En attendant que les mentalités changent en ce qui concerne le don d’organe, le Professeur Adouani confie que des procédures ont été entamées pour envoyer des élèves en médecine apprendre la grève de visage en France.

Chiraz Kefi
 

Commentaires 

 
#3 Question d\'habitude
Ecrit par Tounsi2     07-12-2009 21:59
Au départ quand elle a été faite la première fois mondiale en France en 2007, ça a choqué tout le monde y compris le corps médical pourtant "habitué aux chocs".
Maintenant c beaucoup mois choquant.
En 2017 ça sera une opération aussi banale que la greffe de reins, qui ont la lourde tâche de rester en place (sans rejet de greffe) et d'épurer 180 litres de sang par jour.
 
 
#2 Acceptable
Ecrit par Funkquy     06-12-2009 20:48
Pour ces gens qui ont le visage ou une partie du corps déformé, que ça soit à cause d'une anomalie génétique, ou à cause de brulures ..., ce genre d'opération est éthiquement acceptable.

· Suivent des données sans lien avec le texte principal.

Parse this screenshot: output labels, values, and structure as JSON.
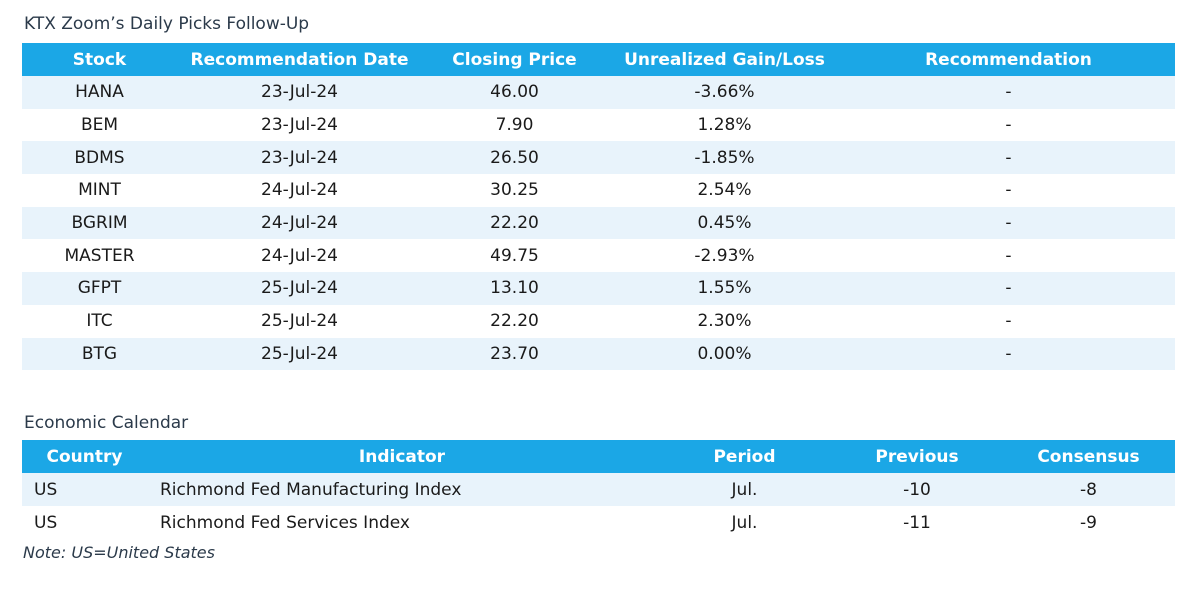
{
  "picks": {
    "title": "KTX Zoom’s Daily Picks Follow-Up",
    "headers": [
      "Stock",
      "Recommendation Date",
      "Closing Price",
      "Unrealized Gain/Loss",
      "Recommendation"
    ],
    "rows": [
      [
        "HANA",
        "23-Jul-24",
        "46.00",
        "-3.66%",
        "-"
      ],
      [
        "BEM",
        "23-Jul-24",
        "7.90",
        "1.28%",
        "-"
      ],
      [
        "BDMS",
        "23-Jul-24",
        "26.50",
        "-1.85%",
        "-"
      ],
      [
        "MINT",
        "24-Jul-24",
        "30.25",
        "2.54%",
        "-"
      ],
      [
        "BGRIM",
        "24-Jul-24",
        "22.20",
        "0.45%",
        "-"
      ],
      [
        "MASTER",
        "24-Jul-24",
        "49.75",
        "-2.93%",
        "-"
      ],
      [
        "GFPT",
        "25-Jul-24",
        "13.10",
        "1.55%",
        "-"
      ],
      [
        "ITC",
        "25-Jul-24",
        "22.20",
        "2.30%",
        "-"
      ],
      [
        "BTG",
        "25-Jul-24",
        "23.70",
        "0.00%",
        "-"
      ]
    ]
  },
  "economic_calendar": {
    "title": "Economic Calendar",
    "headers": [
      "Country",
      "Indicator",
      "Period",
      "Previous",
      "Consensus"
    ],
    "rows": [
      [
        "US",
        "Richmond Fed Manufacturing Index",
        "Jul.",
        "-10",
        "-8"
      ],
      [
        "US",
        "Richmond Fed Services Index",
        "Jul.",
        "-11",
        "-9"
      ]
    ],
    "note": "Note: US=United States"
  },
  "colors": {
    "header_bg": "#1ba7e6",
    "header_text": "#ffffff",
    "stripe": "#e8f3fb"
  }
}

C'est par rapport aux à ces qui n'ont pas de problème que ça pose un obstacle éthique, par rapport à la chirurgie esthétique.

Pour les tunisiens qui n'acceptent pas encore cette histoire de dons d'organe ou de chirurgie réparatrice, c'est surtout un problème de la psychologie de la personne, il n y a que l'éducation et l'information qui peuvent faire changer ça. La religion de problème par rapport à ça.
 
 
#1
Ecrit par SouSou     06-12-2009 18:32
Ce type d'opérations est considéré comme nécessité pour les gens qui ont en besoin seulement. Mais pour ceux qui n'ont aucun probléme ça pose toujours des obstacles éthique.